Help can be “will you take a walk with me this weekend? I’m feeling pretty lonely and I would love to see you.”
You don’t have to manage every assignment, task and heavy feeling on your own.
Please reach out to people in your community. They will be happy to help.
Rest
A lot of the articles on this blog – and a lot of the advice in the self-improvement and professional forums – are about DOING.
How to DO better, how to DO more efficiently, how to DO faster.
When you feel burnt out, the answer is not necessarily DOING more / better / differently.
The answer may be rest.
And rest can look like:
Going to bed earlier at night
Starting your pre-bed wind-down earlier in the evening
Taking a cat nap mid-afternoon (especially if you are working from home… maybe not if you are still in your workplace…)
Waking up later in the morning
Taking breaks to stretch and step away from screens
Napping when your children nap or going to bed when they go to bed
Asking your night-owl partner or roommate to reduce noise / light from their nocturnal activities
Making bedtime relaxing and enticing with an evening tea ritual, or bubble bath
Invest in an improved sleep environment (black out curtain, new pillow, less intrusive alarm clock)
When you hit a wall in productivity, when you are overwhelmed emotionally, when you don’t feel like yourself, rest is more important than biohacking or time management.
And, I encourage you to look to the previous point – and if you need to ask your partner, boss or friends for help to get the rest you need, please do.
Keep the faith
It’s been a long year.

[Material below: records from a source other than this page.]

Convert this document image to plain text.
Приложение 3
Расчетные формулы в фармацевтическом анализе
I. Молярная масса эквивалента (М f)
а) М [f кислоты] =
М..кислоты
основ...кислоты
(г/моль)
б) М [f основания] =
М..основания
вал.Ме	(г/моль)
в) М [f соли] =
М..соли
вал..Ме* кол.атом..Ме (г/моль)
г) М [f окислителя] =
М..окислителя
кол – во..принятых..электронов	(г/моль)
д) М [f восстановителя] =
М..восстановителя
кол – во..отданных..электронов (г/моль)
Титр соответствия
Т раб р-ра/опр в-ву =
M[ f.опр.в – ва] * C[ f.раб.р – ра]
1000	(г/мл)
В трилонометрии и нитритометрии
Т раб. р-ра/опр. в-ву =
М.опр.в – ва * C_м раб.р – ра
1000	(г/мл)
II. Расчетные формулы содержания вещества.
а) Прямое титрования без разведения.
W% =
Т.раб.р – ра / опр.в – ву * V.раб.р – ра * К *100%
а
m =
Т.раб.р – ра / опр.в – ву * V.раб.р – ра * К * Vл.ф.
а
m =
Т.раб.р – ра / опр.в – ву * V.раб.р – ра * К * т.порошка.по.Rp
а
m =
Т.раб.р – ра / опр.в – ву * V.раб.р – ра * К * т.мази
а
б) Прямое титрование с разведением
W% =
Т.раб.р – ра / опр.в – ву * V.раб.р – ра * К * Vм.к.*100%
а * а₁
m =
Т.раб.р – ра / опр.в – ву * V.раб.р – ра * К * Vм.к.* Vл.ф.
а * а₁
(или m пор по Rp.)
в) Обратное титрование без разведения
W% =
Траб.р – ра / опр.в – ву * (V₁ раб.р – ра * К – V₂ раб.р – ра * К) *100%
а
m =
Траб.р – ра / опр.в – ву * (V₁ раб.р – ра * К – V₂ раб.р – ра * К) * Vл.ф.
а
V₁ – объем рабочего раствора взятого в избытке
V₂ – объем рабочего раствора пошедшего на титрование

How the pandemic has affected your life varies widely across our society. Yet all experienced changes to their routines, relationships and workplaces.
BUT – there is light at the end of the tunnel. Maybe it is the influence of this early spring sunshine, or the increased availability of vaccines – but I can see a light at the end of this tunnel. Whether it comes sooner or later, we will not always be in this situation of social distancing and separation and lockdown.
Keep the faith that the future will be full of indoors, unmasked time with loved ones, travel, physical connection and community.